For Jim and Mary Jayne Edwards, the past 8 months have been a blur. It started when Jim’s routine physical turned up something far from routine. The blood work wasn’t quite right. More blood tests and then a cat scan revealed the cause, a tumor the size of a golf ball in his pancreas. “It was pressing against the artery that goes to your liver and that’s the only way we found it. If it had been a little further over, they may not have found it until it was too late.”
Jim was refereed to OU Physicians cancer specialists. Three days later, Dr. Russell Postier operated to remove the tumor. Postier says early diagnosis is critical with pancreatic cancer, but difficult because the disease can be present without symptoms in the early stages; and even when the symptoms are present, they can be subtle or mistaken for other illnesses.
Dr. Russell Postier says, “It tends not to cause symptoms until the pancreatic duct or the bile duct is blocked and then the symptoms, if it’s only the pancreatic duct and not the bile duct, symptoms are vague, upper abdominal pains that radiate to the back. If the bile duct is blocked, then they get yellow. They become jaundiced.”
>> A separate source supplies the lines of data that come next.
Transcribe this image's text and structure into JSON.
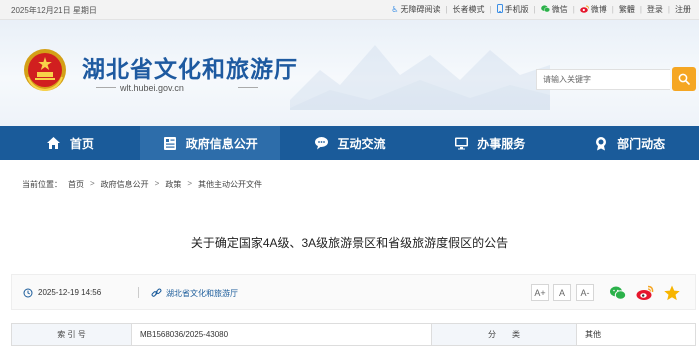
{
  "topbar": {
    "date": "2025年12月21日 星期日",
    "links": [
      {
        "icon": "accessibility-icon",
        "label": "无障碍阅读"
      },
      {
        "icon": "",
        "label": "长者模式"
      },
      {
        "icon": "phone-icon",
        "label": "手机版"
      },
      {
        "icon": "wechat-icon",
        "label": "微信"
      },
      {
        "icon": "weibo-icon",
        "label": "微博"
      },
      {
        "icon": "",
        "label": "繁體"
      },
      {
        "icon": "",
        "label": "登录"
      },
      {
        "icon": "",
        "label": "注册"
      }
    ]
  },
  "header": {
    "site_title": "湖北省文化和旅游厅",
    "site_domain": "wlt.hubei.gov.cn",
    "search_placeholder": "请输入关键字"
  },
  "nav": [
    {
      "icon": "home-icon",
      "label": "首页"
    },
    {
      "icon": "document-icon",
      "label": "政府信息公开"
    },
    {
      "icon": "chat-icon",
      "label": "互动交流"
    },
    {
      "icon": "monitor-icon",
      "label": "办事服务"
    },
    {
      "icon": "badge-icon",
      "label": "部门动态"
    }
  ],
  "breadcrumb": {
    "prefix": "当前位置：",
    "items": [
      "首页",
      "政府信息公开",
      "政策",
      "其他主动公开文件"
    ],
    "separator": ">"
  },
  "article": {
    "title": "关于确定国家4A级、3A级旅游景区和省级旅游度假区的公告",
    "date": "2025-12-19 14:56",
    "source": "湖北省文化和旅游厅",
    "font_sizes": [
      "A+",
      "A",
      "A-"
    ]
  },
  "info_table": {
    "index_label": "索 引 号",
    "index_value": "MB1568036/2025-43080",
    "category_label": "分　　类",
    "category_value": "其他"
  },
  "colors": {
    "nav_bg": "#1a5b9a",
    "nav_active": "#2d6daa",
    "title_blue": "#1e5aa0",
    "search_button": "#f5a623"
  }
}
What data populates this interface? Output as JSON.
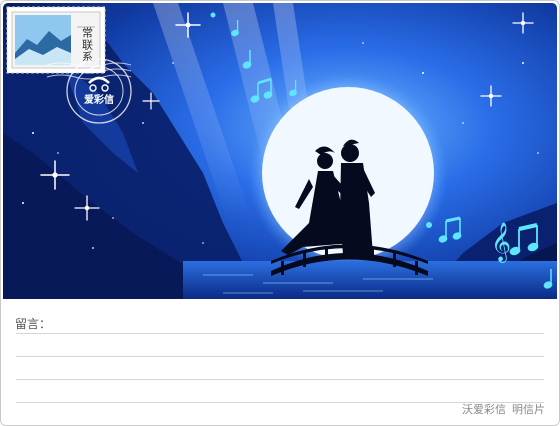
{
  "postcard": {
    "stamp": {
      "text": "常联系"
    },
    "postmark": {
      "brand": "爱彩信"
    }
  },
  "message": {
    "label": "留言："
  },
  "footer": {
    "brand": "沃爱彩信",
    "type": "明信片"
  },
  "colors": {
    "sky_dark": "#061a5c",
    "sky_mid": "#1a4fd1",
    "moon": "#eef6ff",
    "silhouette": "#050a1e",
    "music_notes": "#5fe6ff"
  }
}
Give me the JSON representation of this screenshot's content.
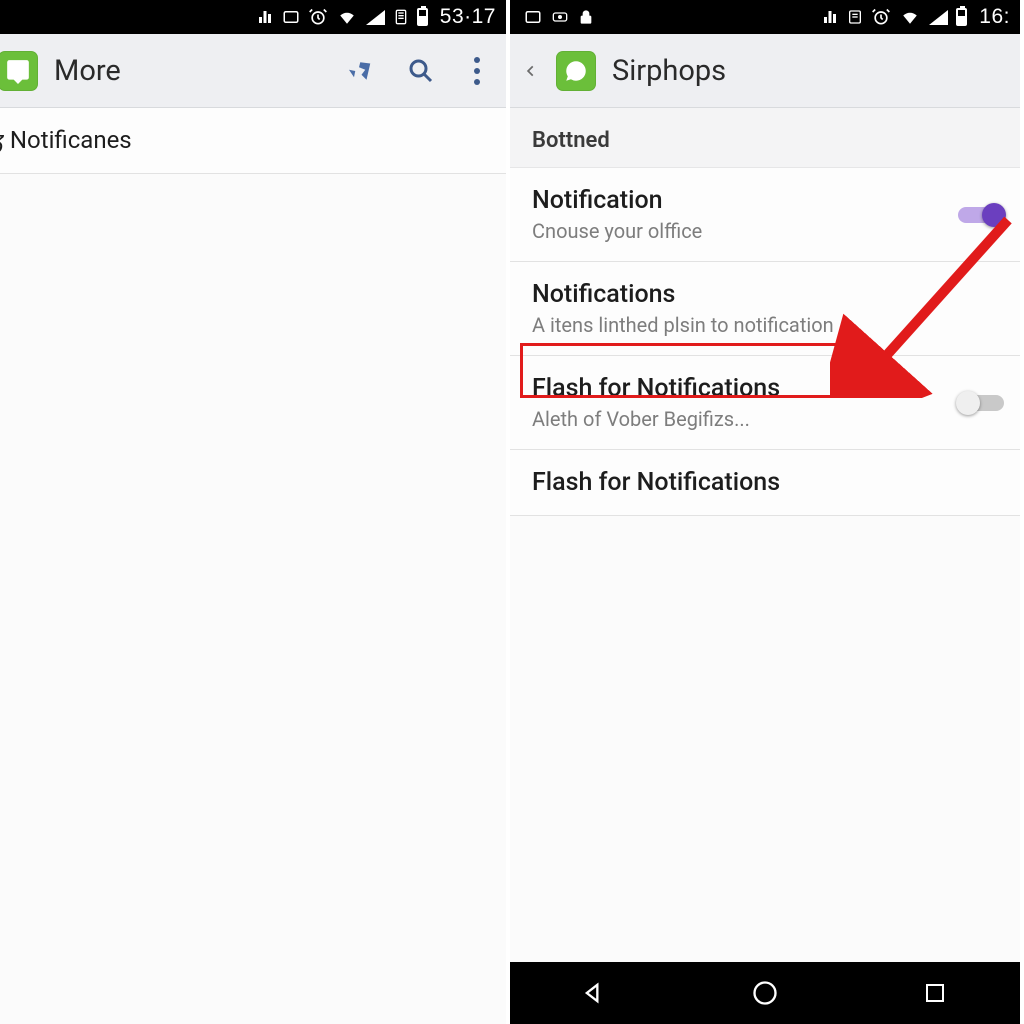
{
  "left": {
    "status": {
      "time": "53·17"
    },
    "appbar": {
      "title": "More"
    },
    "rows": [
      {
        "title": "Notificanes"
      }
    ]
  },
  "right": {
    "status": {
      "time": "16:"
    },
    "appbar": {
      "title": "Sirphops"
    },
    "section_header": "Bottned",
    "rows": [
      {
        "title": "Notification",
        "sub": "Cnouse your olffice",
        "toggle": "on"
      },
      {
        "title": "Notifications",
        "sub": "A itens linthed plsin to notification"
      },
      {
        "title": "Flash for Notifications",
        "sub": "Aleth of Vober Begifizs...",
        "toggle": "off",
        "highlighted": true
      },
      {
        "title": "Flash for Notifications"
      }
    ]
  }
}
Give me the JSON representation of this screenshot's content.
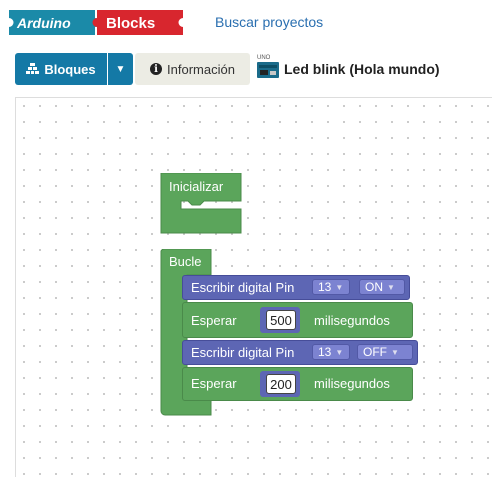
{
  "header": {
    "logo_left": "Arduino",
    "logo_right": "Blocks",
    "nav_link": "Buscar proyectos"
  },
  "toolbar": {
    "bloques_label": "Bloques",
    "info_label": "Información",
    "board_label": "UNO",
    "project_title": "Led blink (Hola mundo)"
  },
  "blocks": {
    "init_label": "Inicializar",
    "loop_label": "Bucle",
    "write1": {
      "label": "Escribir digital Pin",
      "pin": "13",
      "value": "ON"
    },
    "wait1": {
      "label": "Esperar",
      "value": "500",
      "unit": "milisegundos"
    },
    "write2": {
      "label": "Escribir digital Pin",
      "pin": "13",
      "value": "OFF"
    },
    "wait2": {
      "label": "Esperar",
      "value": "200",
      "unit": "milisegundos"
    }
  },
  "colors": {
    "brand_blue": "#1479a6",
    "logo_teal": "#1b8aa8",
    "logo_red": "#d8262e",
    "block_green": "#5ba55b",
    "block_purple": "#5d66b4"
  }
}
Unexplained weight loss, loss of appetite, and fatigue are among the subtle warning signs for pancreatic cancer. Without early diagnosis, the prognosis can be bleak, and there is currently no blood test to help screen for this potentially deadly cancer.
Dr. Postier says, “The hope is that there are patterns in protein in the serum in patients with pancreatic cancer that are different than in people of the same age and sex who don’t have pancreatic cancer.”
Until blood test is in place, routine physicals remain one of the best defenses against the cancer. Jim says he’s glad his wife and children convinced him to start having those yearly checks.
“We’ve never asked, we’ve never asked God why did this happen to us. We think there’s a reason for it. If we can just emphasis how important a yearly physical is for both men and women and if it saves some lives, then maybe that’s why we are still here.”
Jim’s surgery, radiation and now several rounds of chemotherapy have all gone well; his prognosis is good and outlook bright.
There are some factors that put you at a greater risk for developing pancreatic cancer. These include: cigarette smoking, long-standing diabetes, aging, and a family history of pancreatic cancer or inflammation of the pancreas.